También causaron gran pesar el incendio de 1914, que consumió la iglesia gótica construida hacia 1864, y el terremoto de 1919, que destruyó gran parte del colegio. Ambos desastres contribuyeron al cierre del nivel medio, denominado Liceo Alemán. La enseñanza básica continuó como Escuela Emeterio Goyenechea Gallo.

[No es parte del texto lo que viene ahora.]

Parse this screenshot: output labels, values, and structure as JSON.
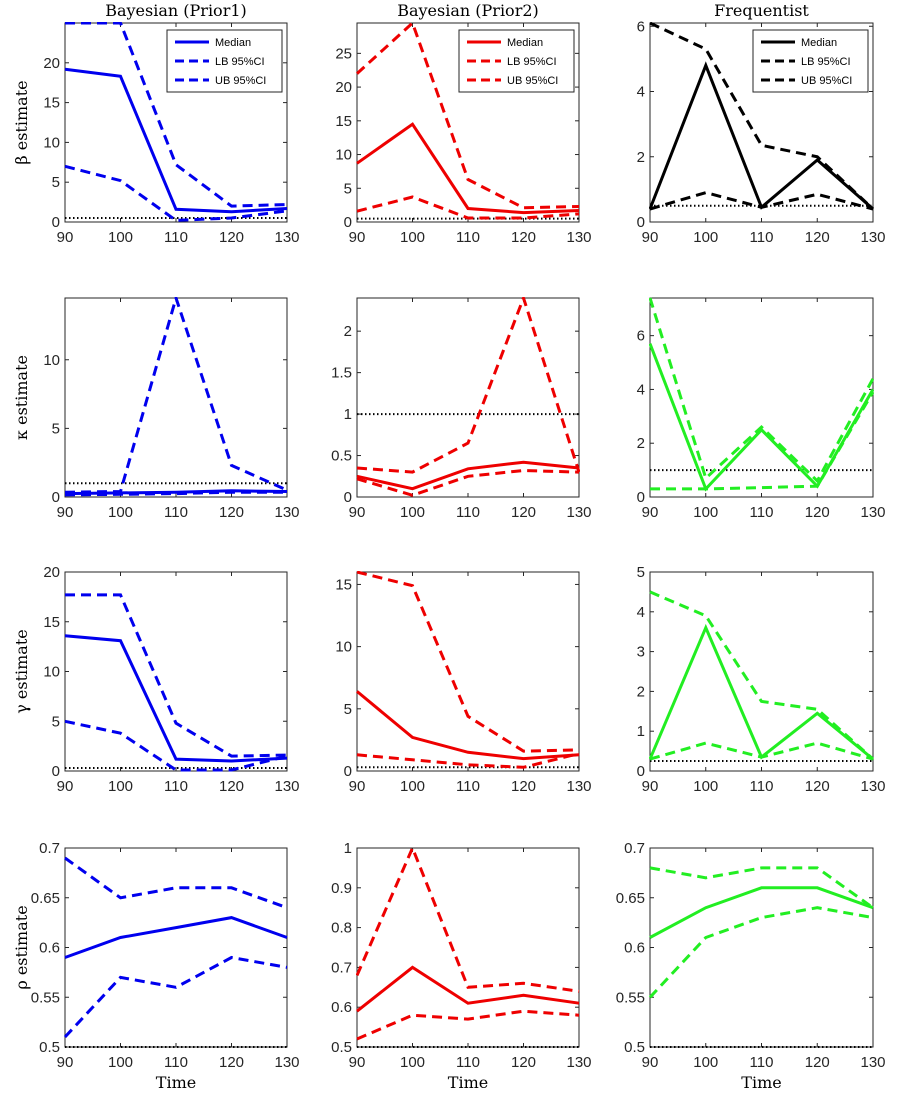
{
  "chart_data": [
    {
      "type": "line",
      "title": "Bayesian (Prior1)",
      "ylabel": "β estimate",
      "xlabel": "",
      "x": [
        90,
        100,
        110,
        120,
        130
      ],
      "xlim": [
        90,
        130
      ],
      "ylim": [
        0,
        25
      ],
      "yticks": [
        0,
        5,
        10,
        15,
        20
      ],
      "color": "#0000ee",
      "reference_line": 0.5,
      "legend": "top-right",
      "series": [
        {
          "name": "Median",
          "style": "solid",
          "values": [
            19.2,
            18.3,
            1.6,
            1.3,
            1.7
          ]
        },
        {
          "name": "LB 95%CI",
          "style": "dashed",
          "values": [
            7.0,
            5.2,
            0.2,
            0.5,
            1.4
          ]
        },
        {
          "name": "UB 95%CI",
          "style": "dashed",
          "values": [
            25.0,
            25.0,
            7.2,
            2.0,
            2.2
          ]
        }
      ]
    },
    {
      "type": "line",
      "title": "Bayesian (Prior2)",
      "ylabel": "",
      "xlabel": "",
      "x": [
        90,
        100,
        110,
        120,
        130
      ],
      "xlim": [
        90,
        130
      ],
      "ylim": [
        0,
        29.5
      ],
      "yticks": [
        0,
        5,
        10,
        15,
        20,
        25
      ],
      "color": "#ee0000",
      "reference_line": 0.5,
      "legend": "top-right",
      "series": [
        {
          "name": "Median",
          "style": "solid",
          "values": [
            8.7,
            14.5,
            2.0,
            1.4,
            1.7
          ]
        },
        {
          "name": "LB 95%CI",
          "style": "dashed",
          "values": [
            1.6,
            3.7,
            0.6,
            0.6,
            1.2
          ]
        },
        {
          "name": "UB 95%CI",
          "style": "dashed",
          "values": [
            22.0,
            29.5,
            6.3,
            2.1,
            2.3
          ]
        }
      ]
    },
    {
      "type": "line",
      "title": "Frequentist",
      "ylabel": "",
      "xlabel": "",
      "x": [
        90,
        100,
        110,
        120,
        130
      ],
      "xlim": [
        90,
        130
      ],
      "ylim": [
        0,
        6.1
      ],
      "yticks": [
        0,
        2,
        4,
        6
      ],
      "color": "#000000",
      "reference_line": 0.5,
      "legend": "top-right",
      "series": [
        {
          "name": "Median",
          "style": "solid",
          "values": [
            0.4,
            4.8,
            0.45,
            1.9,
            0.4
          ]
        },
        {
          "name": "LB 95%CI",
          "style": "dashed",
          "values": [
            0.4,
            0.9,
            0.45,
            0.85,
            0.4
          ]
        },
        {
          "name": "UB 95%CI",
          "style": "dashed",
          "values": [
            6.1,
            5.3,
            2.35,
            2.0,
            0.4
          ]
        }
      ]
    },
    {
      "type": "line",
      "title": "",
      "ylabel": "κ estimate",
      "xlabel": "",
      "x": [
        90,
        100,
        110,
        120,
        130
      ],
      "xlim": [
        90,
        130
      ],
      "ylim": [
        0,
        14.5
      ],
      "yticks": [
        0,
        5,
        10
      ],
      "color": "#0000ee",
      "reference_line": 1,
      "series": [
        {
          "style": "solid",
          "values": [
            0.25,
            0.3,
            0.35,
            0.45,
            0.4
          ]
        },
        {
          "style": "dashed",
          "values": [
            0.15,
            0.2,
            0.25,
            0.35,
            0.35
          ]
        },
        {
          "style": "dashed",
          "values": [
            0.35,
            0.4,
            14.5,
            2.3,
            0.5
          ]
        }
      ]
    },
    {
      "type": "line",
      "title": "",
      "ylabel": "",
      "xlabel": "",
      "x": [
        90,
        100,
        110,
        120,
        130
      ],
      "xlim": [
        90,
        130
      ],
      "ylim": [
        0,
        2.4
      ],
      "yticks": [
        0,
        0.5,
        1,
        1.5,
        2
      ],
      "color": "#ee0000",
      "reference_line": 1,
      "series": [
        {
          "style": "solid",
          "values": [
            0.25,
            0.1,
            0.34,
            0.42,
            0.35
          ]
        },
        {
          "style": "dashed",
          "values": [
            0.22,
            0.02,
            0.25,
            0.32,
            0.3
          ]
        },
        {
          "style": "dashed",
          "values": [
            0.35,
            0.3,
            0.65,
            2.4,
            0.3
          ]
        }
      ]
    },
    {
      "type": "line",
      "title": "",
      "ylabel": "",
      "xlabel": "",
      "x": [
        90,
        100,
        110,
        120,
        130
      ],
      "xlim": [
        90,
        130
      ],
      "ylim": [
        0,
        7.4
      ],
      "yticks": [
        0,
        2,
        4,
        6
      ],
      "color": "#22ee22",
      "reference_line": 1,
      "series": [
        {
          "style": "solid",
          "values": [
            5.7,
            0.3,
            2.5,
            0.4,
            4.0
          ]
        },
        {
          "style": "dashed",
          "values": [
            0.3,
            0.3,
            0.35,
            0.4,
            3.9
          ]
        },
        {
          "style": "dashed",
          "values": [
            7.4,
            0.7,
            2.6,
            0.6,
            4.4
          ]
        }
      ]
    },
    {
      "type": "line",
      "title": "",
      "ylabel": "γ estimate",
      "xlabel": "",
      "x": [
        90,
        100,
        110,
        120,
        130
      ],
      "xlim": [
        90,
        130
      ],
      "ylim": [
        0,
        20
      ],
      "yticks": [
        0,
        5,
        10,
        15,
        20
      ],
      "color": "#0000ee",
      "reference_line": 0.3,
      "series": [
        {
          "style": "solid",
          "values": [
            13.6,
            13.1,
            1.2,
            1.0,
            1.3
          ]
        },
        {
          "style": "dashed",
          "values": [
            5.0,
            3.8,
            0.1,
            0.1,
            1.5
          ]
        },
        {
          "style": "dashed",
          "values": [
            17.7,
            17.7,
            4.8,
            1.5,
            1.6
          ]
        }
      ]
    },
    {
      "type": "line",
      "title": "",
      "ylabel": "",
      "xlabel": "",
      "x": [
        90,
        100,
        110,
        120,
        130
      ],
      "xlim": [
        90,
        130
      ],
      "ylim": [
        0,
        16
      ],
      "yticks": [
        0,
        5,
        10,
        15
      ],
      "color": "#ee0000",
      "reference_line": 0.3,
      "series": [
        {
          "style": "solid",
          "values": [
            6.4,
            2.7,
            1.5,
            1.0,
            1.3
          ]
        },
        {
          "style": "dashed",
          "values": [
            1.3,
            0.9,
            0.5,
            0.3,
            1.4
          ]
        },
        {
          "style": "dashed",
          "values": [
            16.0,
            14.9,
            4.4,
            1.6,
            1.7
          ]
        }
      ]
    },
    {
      "type": "line",
      "title": "",
      "ylabel": "",
      "xlabel": "",
      "x": [
        90,
        100,
        110,
        120,
        130
      ],
      "xlim": [
        90,
        130
      ],
      "ylim": [
        0,
        5
      ],
      "yticks": [
        0,
        1,
        2,
        3,
        4,
        5
      ],
      "color": "#22ee22",
      "reference_line": 0.25,
      "series": [
        {
          "style": "solid",
          "values": [
            0.3,
            3.6,
            0.35,
            1.45,
            0.3
          ]
        },
        {
          "style": "dashed",
          "values": [
            0.3,
            0.7,
            0.35,
            0.7,
            0.3
          ]
        },
        {
          "style": "dashed",
          "values": [
            4.5,
            3.9,
            1.75,
            1.55,
            0.3
          ]
        }
      ]
    },
    {
      "type": "line",
      "title": "",
      "ylabel": "ρ estimate",
      "xlabel": "Time",
      "x": [
        90,
        100,
        110,
        120,
        130
      ],
      "xlim": [
        90,
        130
      ],
      "ylim": [
        0.5,
        0.7
      ],
      "yticks": [
        0.5,
        0.55,
        0.6,
        0.65,
        0.7
      ],
      "color": "#0000ee",
      "reference_line": 0.5,
      "series": [
        {
          "style": "solid",
          "values": [
            0.59,
            0.61,
            0.62,
            0.63,
            0.61
          ]
        },
        {
          "style": "dashed",
          "values": [
            0.51,
            0.57,
            0.56,
            0.59,
            0.58
          ]
        },
        {
          "style": "dashed",
          "values": [
            0.69,
            0.65,
            0.66,
            0.66,
            0.64
          ]
        }
      ]
    },
    {
      "type": "line",
      "title": "",
      "ylabel": "",
      "xlabel": "Time",
      "x": [
        90,
        100,
        110,
        120,
        130
      ],
      "xlim": [
        90,
        130
      ],
      "ylim": [
        0.5,
        1.0
      ],
      "yticks": [
        0.5,
        0.6,
        0.7,
        0.8,
        0.9,
        1
      ],
      "color": "#ee0000",
      "reference_line": 0.5,
      "series": [
        {
          "style": "solid",
          "values": [
            0.59,
            0.7,
            0.61,
            0.63,
            0.61
          ]
        },
        {
          "style": "dashed",
          "values": [
            0.52,
            0.58,
            0.57,
            0.59,
            0.58
          ]
        },
        {
          "style": "dashed",
          "values": [
            0.68,
            1.0,
            0.65,
            0.66,
            0.64
          ]
        }
      ]
    },
    {
      "type": "line",
      "title": "",
      "ylabel": "",
      "xlabel": "Time",
      "x": [
        90,
        100,
        110,
        120,
        130
      ],
      "xlim": [
        90,
        130
      ],
      "ylim": [
        0.5,
        0.7
      ],
      "yticks": [
        0.5,
        0.55,
        0.6,
        0.65,
        0.7
      ],
      "color": "#22ee22",
      "reference_line": 0.5,
      "series": [
        {
          "style": "solid",
          "values": [
            0.61,
            0.64,
            0.66,
            0.66,
            0.64
          ]
        },
        {
          "style": "dashed",
          "values": [
            0.55,
            0.61,
            0.63,
            0.64,
            0.63
          ]
        },
        {
          "style": "dashed",
          "values": [
            0.68,
            0.67,
            0.68,
            0.68,
            0.64
          ]
        }
      ]
    }
  ]
}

En 1967, el Liceo Católico Atacama sufrió nuevamente el cierre de su enseñanza media, reabierta en 1953. Ocurrió durante el Gobierno de Eduardo Frei Montalva, debido a dificultades políticas y presupuestarias: la subvención fue recortada por congresales contrarios a la Iglesia y pagada con un año de atraso, pese a la inflación. Paradójicamente, los parlamentarios que obstaculizaron la subvención escolar pertenecían a los mismos partidos que habían pedido a la Iglesia, durante los gobiernos del Frente Popular, crear colegios para cubrir la demanda de enseñanza secundaria. En Copiapó, esta respondió fundando el Liceo Sagrado Corazón (1949), reabriendo la enseñanza media del Liceo Católico (1953) y creando el Liceo Técnico Belén (1955).

Tras el cierre del nivel medio, el establecimiento continuó con su nivel básico como Escuela Particular Nuestra Señora del Carmen. En 1970 se reabrió la enseñanza media bajo el nombre de Liceo Mixto Sagrado Corazón, al fusionarse con el colegio de las Hermanas Esclavas del Corazón de Jesús.

Después del golpe de Estado del 11 de septiembre de 1973, la Iglesia, liderada en Atacama por monseñor Fernando Ariztía, defendió a quienes sufrieron violaciones de sus derechos humanos. El liceo acogió y dio trabajo a profesores exonerados por el Gobierno Militar, algunos vinculados a los partidos que en 1967 habían obstaculizado su subvención. Pese a ello, ante tan graves abusos, la Iglesia defendió la vida y la dignidad humana, y el Liceo Católico brindó apoyo y protección.

Al recuperar la democracia, la implementación del Sistema de Admisión Escolar (SAE) también ha causado dolor en la comunidad liceana, pues no permite a muchos exalumnos asegurar el ingreso de sus hijos al colegio donde estudiaron ellos, sus padres o abuelos. Paradójicamente, fue aprobado por sectores políticos cuyos miembros fueron acogidos y defendidos por la Iglesia y el Liceo Católico durante las décadas de 1970 y 1980.

Al asignar centralizadamente las vacantes, el SAE debilitó vínculos familiares construidos durante generaciones. Sin embargo, la reforma legal actualmente debatida en el Congreso permitiría a este colegio, por su alta demanda, considerar entre sus criterios de admisión a los hijos de exalumnos.

A pesar de los momentos difíciles que le ha correspondido vivir y de las tensiones internas y externas que ha debido afrontar, el Liceo Católico Atacama se encamina hacia la conmemoración de sus trescientos años de trayectoria educativa ininterrumpida. Durante este extenso período ha entregado una sólida formación cristiana y una educación de excelencia a miles de personas de distintos grupos socioeconómicos, constituyéndose en un importante espacio de formación y promoción social que sin duda debe permanecer.